In an action to recover damages for personal injuries, the plaintiff appeals from an order of the Supreme Court, Queens County (Weiss, J.), dated February 6, 2012, which granted the defendant's motion for summary judgment dismissing the complaint on the ground that the plaintiff did not sustain a serious injury within the meaning of Insurance Law § 5102 (d) as a result of the subject accident.

Ordered that the order is affirmed, with costs.

The plaintiff commenced this action to recover damages for personal injuries allegedly sustained to the cervical and lumbar regions of his spine as a result of a motor vehicle accident in which his vehicle and the defendant's vehicle came into contact. The defendant moved for summary judgment dismissing the complaint on the ground that the plaintiff did not sustain a serious injury within the meaning of Insurance Law § 5102 (d) as a result of the subject accident.

The defendant met her prima facie burden of showing that the plaintiff did not sustain a serious injury within the meaning of Insurance Law § 5102 (d) as a result of the subject accident (see Toure v Avis Rent A Car Sys., 98 NY2d 345 [2002]; Gaddy v Eyler, 79 NY2d 955, 956-957 [1992]). The defendant's expert opined that the condition of the cervical and lumbar regions of the plaintiff's spine were the result of preexisting multilevel degenerative disc disease and were not causally related to the subject accident (see Jilani v Palmer, 83 AD3d 786, 787 [2011]).

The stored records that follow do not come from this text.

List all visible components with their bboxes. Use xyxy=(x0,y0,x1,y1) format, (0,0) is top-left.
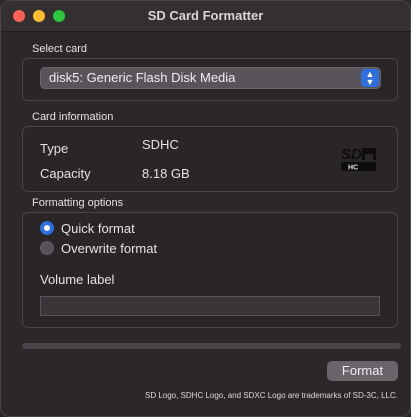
overwrite-format-radio[interactable] xyxy=(40,241,54,255)
volume-label-heading: Volume label xyxy=(40,272,115,287)
capacity-label: Capacity xyxy=(40,166,91,181)
format-progress-bar xyxy=(22,343,401,349)
type-label: Type xyxy=(40,141,69,156)
chevron-up-down-icon: ▲ ▼ xyxy=(361,69,379,87)
sdhc-logo-icon: SD HC xyxy=(341,146,376,172)
type-value: SDHC xyxy=(142,137,179,152)
volume-label-input[interactable] xyxy=(40,296,380,316)
quick-format-radio[interactable] xyxy=(40,221,54,235)
card-select-value: disk5: Generic Flash Disk Media xyxy=(49,70,236,85)
card-select-dropdown[interactable]: disk5: Generic Flash Disk Media ▲ ▼ xyxy=(40,67,381,89)
card-information-label: Card information xyxy=(32,111,114,123)
formatting-options-label: Formatting options xyxy=(32,197,124,209)
svg-text:SD: SD xyxy=(341,146,362,163)
window-title: SD Card Formatter xyxy=(147,8,264,23)
select-card-label: Select card xyxy=(32,43,88,55)
capacity-value: 8.18 GB xyxy=(142,166,190,181)
format-button[interactable]: Format xyxy=(327,361,398,381)
overwrite-format-label[interactable]: Overwrite format xyxy=(61,241,157,256)
title-bar: SD Card Formatter xyxy=(1,1,410,32)
sd-card-formatter-window: SD Card Formatter Select card disk5: Gen… xyxy=(0,0,411,417)
svg-text:HC: HC xyxy=(348,165,358,172)
quick-format-label[interactable]: Quick format xyxy=(61,221,135,236)
trademark-notice: SD Logo, SDHC Logo, and SDXC Logo are tr… xyxy=(144,391,398,400)
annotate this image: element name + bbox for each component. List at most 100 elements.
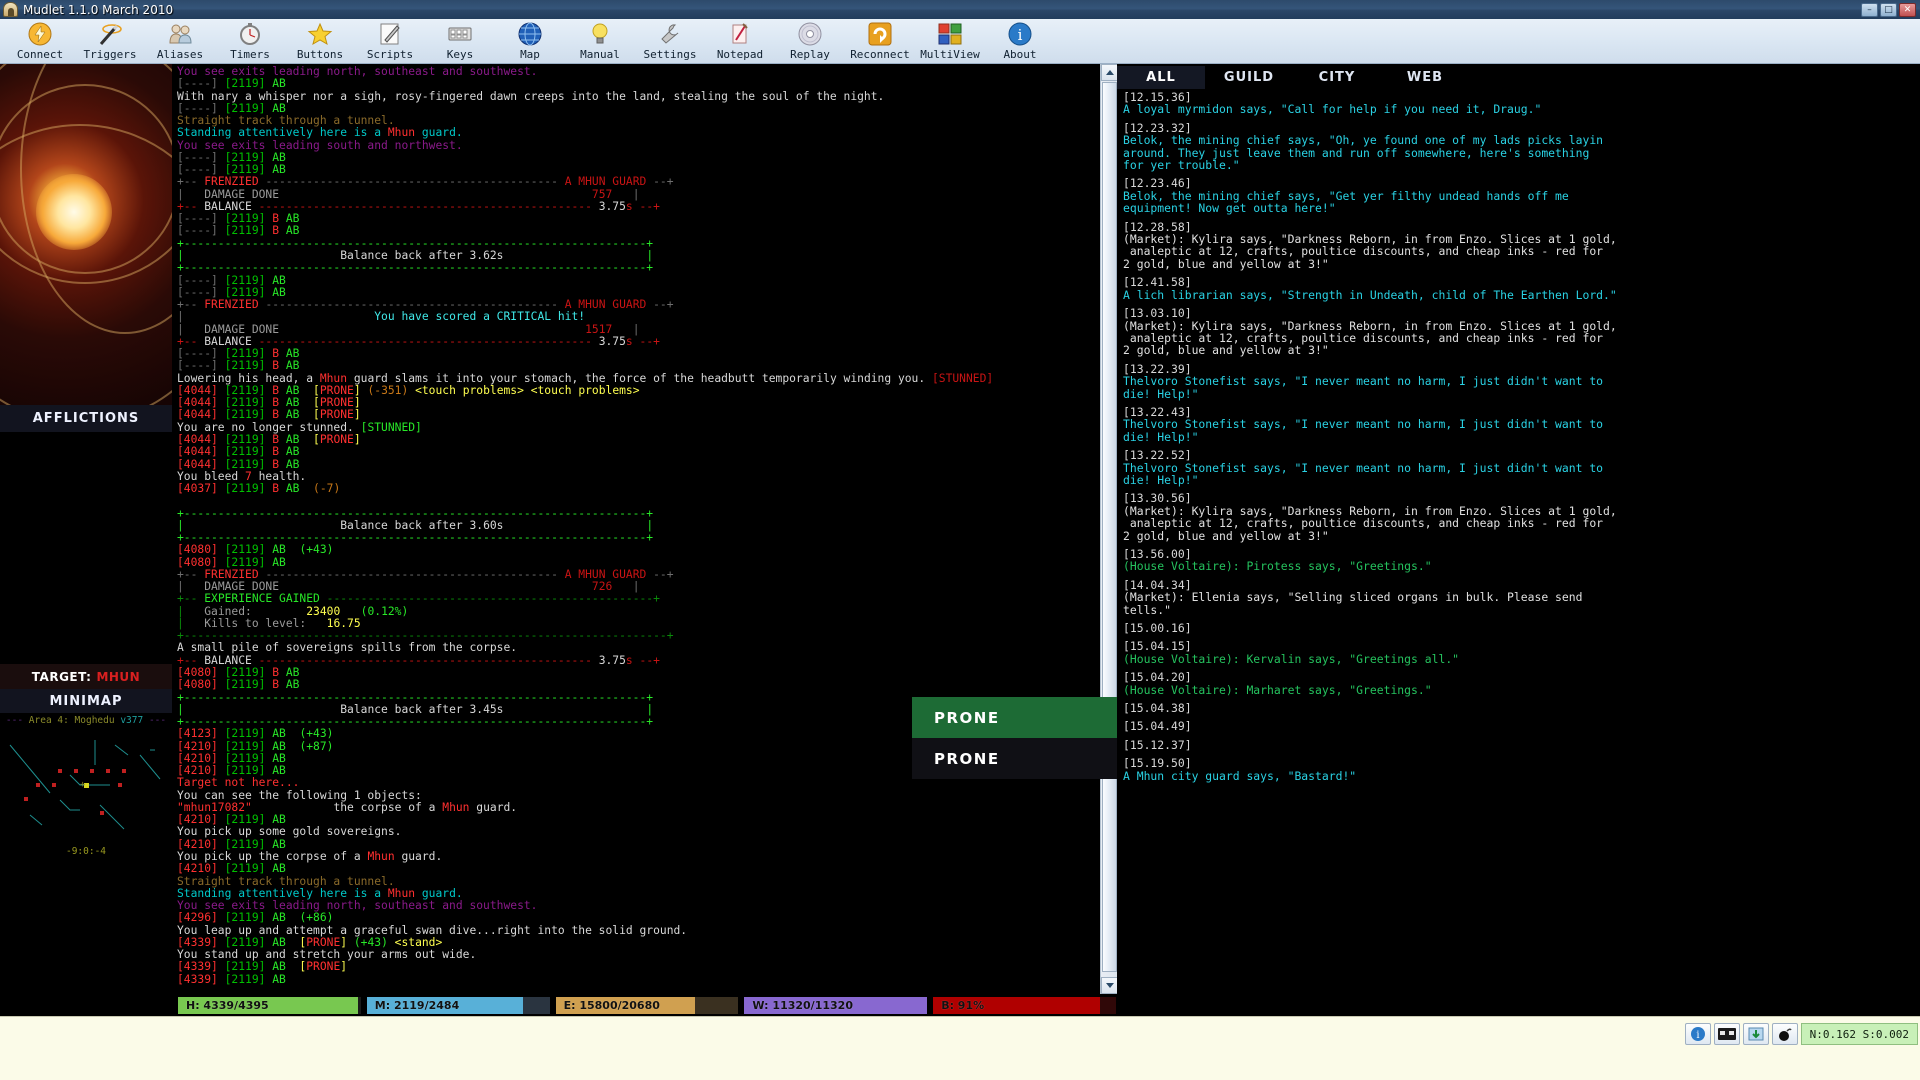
toolbar-button-buttons[interactable]: Buttons (286, 19, 354, 63)
chat-tab-all[interactable]: ALL (1117, 66, 1205, 89)
keyboard-small-icon[interactable] (1713, 1023, 1740, 1045)
toolbar-button-triggers[interactable]: Triggers (76, 19, 144, 63)
svg-text:i: i (1018, 26, 1023, 44)
console-text-run: 23400 (306, 604, 341, 618)
console-text-run: AB (285, 666, 300, 680)
console-text-run: DAMAGE DONE (204, 187, 280, 201)
game-output-console[interactable]: You see exits leading north, southeast a… (172, 64, 1117, 994)
console-text-run: You stand up and stretch your arms out w… (177, 948, 477, 962)
console-text-run: You see exits leading north, southeast a… (177, 899, 538, 913)
gauge-balance: B: 91% (932, 995, 1117, 1015)
chat-tab-city[interactable]: CITY (1293, 66, 1381, 89)
console-text-run: B (272, 359, 286, 373)
chat-tab-guild[interactable]: GUILD (1205, 66, 1293, 89)
toolbar-button-timers[interactable]: Timers (216, 19, 284, 63)
toolbar-button-scripts[interactable]: Scripts (356, 19, 424, 63)
scrollbar-thumb[interactable] (1102, 82, 1117, 972)
toolbar-button-label: Notepad (716, 48, 764, 61)
console-text-run: Target not here... (177, 776, 300, 790)
console-text-run: guard. (394, 850, 443, 863)
console-text-run: --+ (632, 199, 660, 213)
toolbar-button-aliases[interactable]: Aliases (146, 19, 214, 63)
console-text-run: Standing attentively here is a (177, 886, 388, 900)
console-text-run: (+43) (299, 727, 334, 741)
console-text-run: | (646, 702, 654, 716)
svg-text:+: + (80, 780, 86, 790)
info-icon[interactable]: i (1684, 1023, 1711, 1045)
console-text-run: AB (285, 212, 300, 226)
about-info-icon: i (1007, 21, 1033, 47)
toolbar-button-multiview[interactable]: MultiView (916, 19, 984, 63)
window-title-bar: Mudlet 1.1.0 March 2010 – □ ✕ (0, 0, 1920, 19)
chat-message: [15.00.16] (1123, 622, 1914, 640)
left-sidebar: AFFLICTIONS TARGET: MHUN MINIMAP --- Are… (0, 64, 172, 994)
console-text-run: +---------------------------------------… (177, 261, 654, 275)
lightning-bolt-icon (27, 21, 53, 47)
scroll-down-arrow-icon[interactable] (1101, 977, 1118, 994)
toolbar-button-settings[interactable]: Settings (636, 19, 704, 63)
console-text-run: (-7) (313, 482, 341, 496)
close-button[interactable]: ✕ (1899, 2, 1916, 17)
toolbar-button-connect[interactable]: Connect (6, 19, 74, 63)
toolbar-button-replay[interactable]: Replay (776, 19, 844, 63)
console-text-run: [2119] (224, 862, 273, 876)
console-text-run: +---------------------------------------… (177, 629, 674, 643)
console-text-run: PRONE (319, 383, 354, 397)
console-text-run: You see exits leading south and northwes… (177, 138, 463, 152)
scroll-up-arrow-icon[interactable] (1101, 64, 1118, 81)
console-text-run: "mhun17082" (177, 800, 252, 814)
console-text-run: [----] (177, 163, 225, 177)
toolbar-button-keys[interactable]: Keys (426, 19, 494, 63)
toolbar-button-notepad[interactable]: Notepad (706, 19, 774, 63)
toolbar-button-about[interactable]: i About (986, 19, 1054, 63)
chat-message: [14.04.34] (Market): Ellenia says, "Selli… (1123, 578, 1914, 622)
chat-messages[interactable]: [12.15.36] A loyal myrmidon says, "Call f… (1117, 91, 1920, 994)
minimap-graph: + (9, 740, 161, 830)
console-text-run: [4080] (177, 666, 225, 680)
toolbar-button-reconnect[interactable]: Reconnect (846, 19, 914, 63)
download-window-icon[interactable] (1742, 1023, 1769, 1045)
toolbar-button-manual[interactable]: Manual (566, 19, 634, 63)
console-text-run: --+ (632, 653, 660, 667)
gauge-mana: M: 2119/2484 (365, 995, 551, 1015)
console-text-run: +-- (177, 653, 205, 667)
toolbar-button-label: Buttons (296, 48, 344, 61)
console-text-run: ] (353, 396, 361, 410)
console-text-run: +---------------------------------------… (177, 690, 654, 704)
chat-timestamp: [15.04.20] (1123, 670, 1192, 685)
target-label: TARGET: (31, 669, 92, 684)
console-text-run: [4210] (177, 764, 225, 778)
console-text-run: [2119] (224, 911, 273, 925)
vitals-gauges: H: 4339/4395 M: 2119/2484 E: 15800/20680 W:… (172, 994, 1117, 1016)
console-text-run (286, 740, 300, 753)
console-text-run: [2119] (224, 396, 273, 410)
console-line: [4339] [2119] AB (177, 973, 1117, 986)
console-scrollbar[interactable] (1100, 64, 1118, 994)
console-text-run: Mhun (319, 371, 348, 385)
console-text-run: [4296] (177, 911, 225, 925)
console-text-run: [ (285, 960, 307, 974)
gauge-endurance: E: 15800/20680 (554, 995, 740, 1015)
console-text-run: ----------------------------------------… (319, 592, 660, 606)
console-text-run: [4044] (177, 457, 225, 471)
decorative-sun-artwork (0, 64, 172, 405)
console-text-run: 3.75 (598, 334, 626, 348)
chat-tab-web[interactable]: WEB (1381, 66, 1469, 89)
minimap-panel[interactable]: --- Area 4: Moghedu v377 --- + -9:0:-4 (0, 713, 172, 859)
console-text-run: <stand> (387, 935, 443, 949)
console-text-run: AB (285, 408, 300, 422)
console-text-run: B (272, 396, 286, 410)
main-toolbar: Connect Triggers Aliases Timers Buttons Scrip… (0, 19, 1920, 64)
lightbulb-icon (587, 21, 613, 47)
toolbar-button-map[interactable]: Map (496, 19, 564, 63)
console-text-run: Balance back after 3.60s (183, 518, 647, 532)
minimap-header: MINIMAP (0, 689, 172, 713)
minimize-button[interactable]: – (1861, 2, 1878, 17)
console-text-run: AB (285, 457, 300, 471)
maximize-button[interactable]: □ (1880, 2, 1897, 17)
console-text-run: [2119] (224, 739, 273, 753)
console-text-run: [ (299, 396, 320, 410)
afflictions-list (0, 432, 172, 664)
console-text-run: (0.12%) (340, 604, 409, 618)
bomb-icon[interactable] (1771, 1023, 1798, 1045)
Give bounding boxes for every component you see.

The defendant further established, inter alia, that the plaintiff missed only six to eight days of work following the accident and, therefore, he did not sustain a serious injury under the 90/180-day category of Insurance Law § 5102 (d) (see Richards v Tyson, 64 AD3d 760, 761 [2009]).

In opposition, the plaintiff failed to raise a triable issue of fact. The opinion of the plaintiff's expert that the condition of the plaintiff's spine was caused by the subject accident was conclusory, and therefore insufficient to raise a triable issue of fact (see Williams v Town of Greenburgh, 101 AD3d 990 [2012]; Barry v Future Cab Corp., 71 AD3d 710, 711 [2010]; cf. Fraser-Baptiste v New York City Tr. Auth., 81 AD3d 878 [2011]). The plaintiff also failed to raise a triable issue of fact as to whether the injuries he allegedly sustained in the subject accident rendered him unable to perform substantially all of his usual and customary daily activities for not less than 90 days of the first 180 [*2]days subsequent to the accident (see Barry v Future Cab Corp., 71 AD3d at 711). Accordingly, the Supreme Court properly granted the defendant's motion for summary judgment dismissing the complaint. Angiolillo, J.P., Balkin, Austin and Miller, JJ., concur.